This was a good hike.  We had a lot of snow at the top of the Tanner Trail and this was my first time to use a traction device on my boots.  Keith and I both used Kahtoola Microspikes and I highly recommend them.  They provided excellent traction.

     The Park taxi service has a fixed-rate schedule for service to the various trailheads.  It cost us $50 to go to Lipan Point with lower fees for the closer trailheads.  You are not allowed to reserve a taxi for a set time or even call before your actual departure time.  Consequently, you are a little at the mercy of taxi availability when ordering service.

     The short-cut we took to the west about a half-mile above Tanner Rapids turned out to be a good move and only required some minor scrambling down one pour-off.  It probably saved us a half-hour.

     I carried three foldable six-quart Platypus containers so we could fill them with the muddy Colorado River water and allow sediment to settle out.  They fold up to a very small size and weigh practically nothing.  We were able to filter one quart of water from the top of each container in about an hour.  All the water was crystal clear the next morning.  Filtering directly from a muddy River may clog your filter.

     I have always taken the High Route from Neville Rapids to Papago Creek.  That requires you to climb up high at the rapids, follow the trail at the same elevation over, and then make a nearly vertical descent down to Papago Creek.  Camping on the beach below Neville Rapids and getting a raft ride by the Slide allowed us to check out the low or beach route.  It is sand for three-fourths of the way to Papago Creek and then appears to only require minor scrambling after that.  That will be the way I will go if I ever do this trail again.

     I have been by the Papago Slide four times.  I climbed over it my first time by and then hitched a raft ride by it the next three times, so I guess I have been lucky.  If you have to climb over it, be prepared for a steep and arduous climb that has an element of danger in it. 

     I tried out a new Rainbow Tarptent on this hike.  It is considered a 1-2 person tent and weighs two pounds.  It was quite roomy for one person and sets up relatively easily.  I like it a lot.  I also like the Sublite Tarptent I used on my last hike.  It weighs one pound, but is a lot smaller than the Rainbow.  This is the second hike to use my Thermorest Neoair sleeping pad.  It is first rate, light, and very compact, much more so than my old Thermorest Pro-Lite 4.  I sleep on my side and don't have to worry about hitting bottom with my Neoair.

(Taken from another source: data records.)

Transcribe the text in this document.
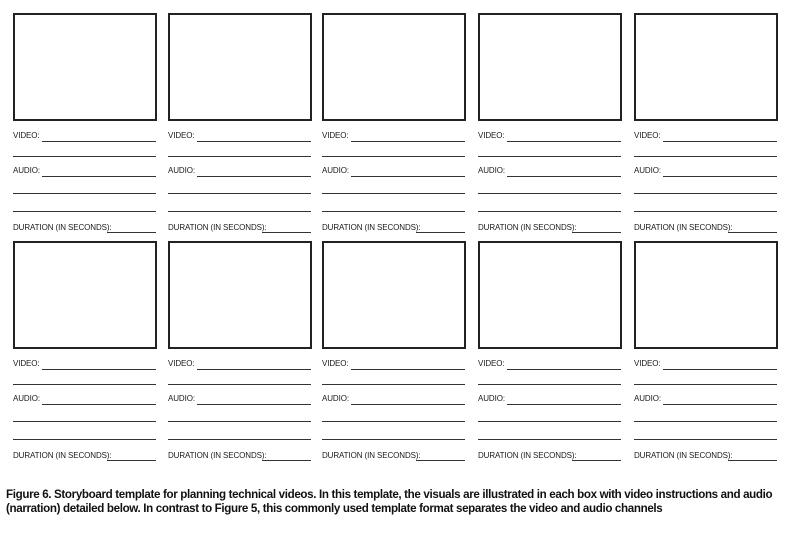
VIDEO:
AUDIO:
DURATION (IN SECONDS):
VIDEO:
AUDIO:
DURATION (IN SECONDS):
VIDEO:
AUDIO:
DURATION (IN SECONDS):
VIDEO:
AUDIO:
DURATION (IN SECONDS):
VIDEO:
AUDIO:
DURATION (IN SECONDS):
VIDEO:
AUDIO:
DURATION (IN SECONDS):
VIDEO:
AUDIO:
DURATION (IN SECONDS):
VIDEO:
AUDIO:
DURATION (IN SECONDS):
VIDEO:
AUDIO:
DURATION (IN SECONDS):
VIDEO:
AUDIO:
DURATION (IN SECONDS):
Figure 6. Storyboard template for planning technical videos. In this template, the visuals are illustrated in each box with video instructions and audio (narration) detailed below. In contrast to Figure 5, this commonly used template format separates the video and audio channels
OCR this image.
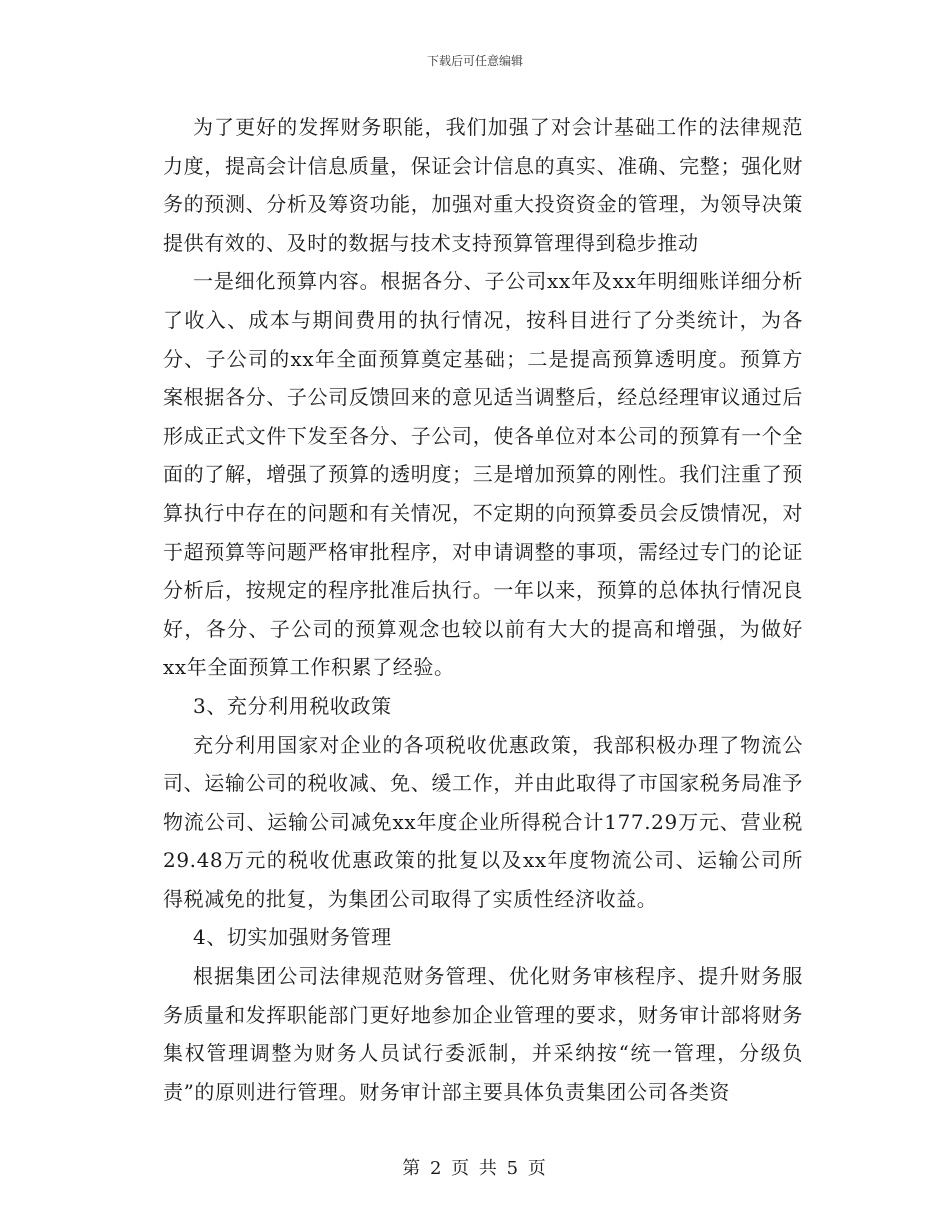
下载后可任意编辑

为了更好的发挥财务职能，我们加强了对会计基础工作的法律规范力度，提高会计信息质量，保证会计信息的真实、准确、完整；强化财务的预测、分析及筹资功能，加强对重大投资资金的管理，为领导决策提供有效的、及时的数据与技术支持预算管理得到稳步推动

一是细化预算内容。根据各分、子公司xx年及xx年明细账详细分析了收入、成本与期间费用的执行情况，按科目进行了分类统计，为各分、子公司的xx年全面预算奠定基础；二是提高预算透明度。预算方案根据各分、子公司反馈回来的意见适当调整后，经总经理审议通过后形成正式文件下发至各分、子公司，使各单位对本公司的预算有一个全面的了解，增强了预算的透明度；三是增加预算的刚性。我们注重了预算执行中存在的问题和有关情况，不定期的向预算委员会反馈情况，对于超预算等问题严格审批程序，对申请调整的事项，需经过专门的论证分析后，按规定的程序批准后执行。一年以来，预算的总体执行情况良好，各分、子公司的预算观念也较以前有大大的提高和增强，为做好xx年全面预算工作积累了经验。

3、充分利用税收政策

充分利用国家对企业的各项税收优惠政策，我部积极办理了物流公司、运输公司的税收减、免、缓工作，并由此取得了市国家税务局准予物流公司、运输公司减免xx年度企业所得税合计177.29万元、营业税29.48万元的税收优惠政策的批复以及xx年度物流公司、运输公司所得税减免的批复，为集团公司取得了实质性经济收益。

4、切实加强财务管理

根据集团公司法律规范财务管理、优化财务审核程序、提升财务服务质量和发挥职能部门更好地参加企业管理的要求，财务审计部将财务集权管理调整为财务人员试行委派制，并采纳按“统一管理，分级负责”的原则进行管理。财务审计部主要具体负责集团公司各类资

第 2 页 共 5 页
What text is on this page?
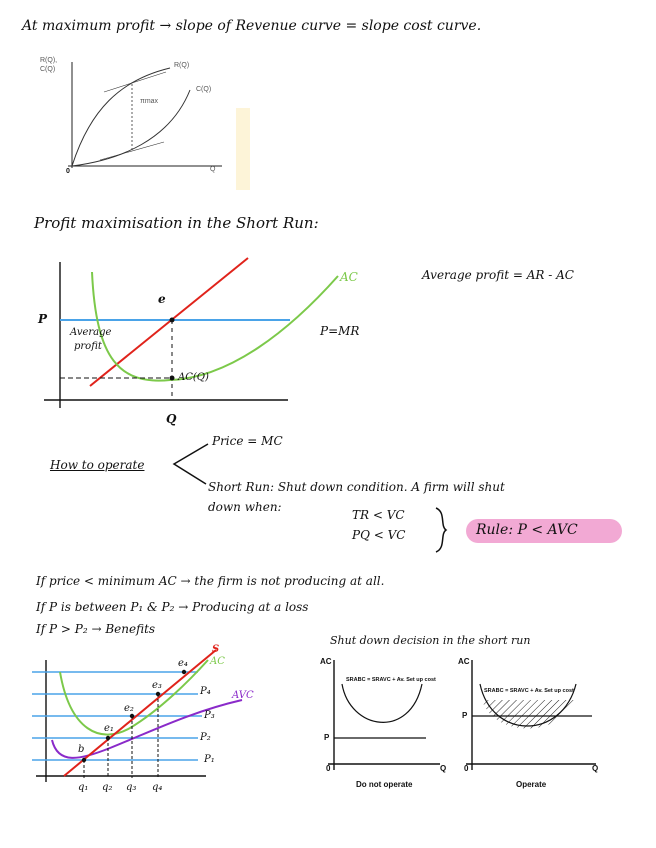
At maximum profit → slope of Revenue curve = slope cost curve.
R(Q),
C(Q)
R(Q)
C(Q)
πmax
0	Q
Profit maximisation in the Short Run:
P
e
AC
P=MR
Average
profit
AC(Q)
Q
Average profit = AR - AC
How to operate
Price = MC
Short Run: Shut down condition. A firm will shut
down when:
TR < VC
PQ < VC	Rule: P < AVC
If price < minimum AC → the firm is not producing at all.
If P is between P₁ & P₂ → Producing at a loss
If P > P₂ → Benefits
S
AC
AVC
e₄
e₃
e₂
e₁
b
P₄
P₃
P₂
P₁
q₁ q₂ q₃ q₄
Shut down decision in the short run
AC
SRABC = SRAVC + Av. Set up cost
P
0	Q
Do not operate
AC
SRABC = SRAVC + Av. Set up cost
P
0	Q
Operate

     Numerous critters such as mice, ravens, squirrels, and ringtails are a threat to attack your food in the inner Canyon.  For many years, there were two widely used defenses against critter attack: the Ratsack Cache bag, a mesh, stainless steel bag, which came in three sizes, and the Ursack, a bag made with a Spectra material.  I bought both, but preferred the Ratsack because it was larger, cheaper, and had a superior Velcro closure system.  Even though the Ratsack company website is still active and will accept your money, most people now indicate they never received their order, their money was never returned, and they could not get the company to return a phone call.  Due to the widely reported difficulties and lack of response from the Ratsack company, that product is no longer carried by the General Store in Grand Canyon Village.  Two new products have recently come forward to fill the void:  the Outsak and the Foodsack.  Both are similar in design to the Ratsack and utilize a mesh stainless steel bag with a Velcro closure system.  The Outsak is a lighter duty version and some people report that animals were able to penetrate it.  The Foodsack is the heavy duty version and appears to be bullet-proof, so it is the product that I recommend.  I have and use the Foodsack.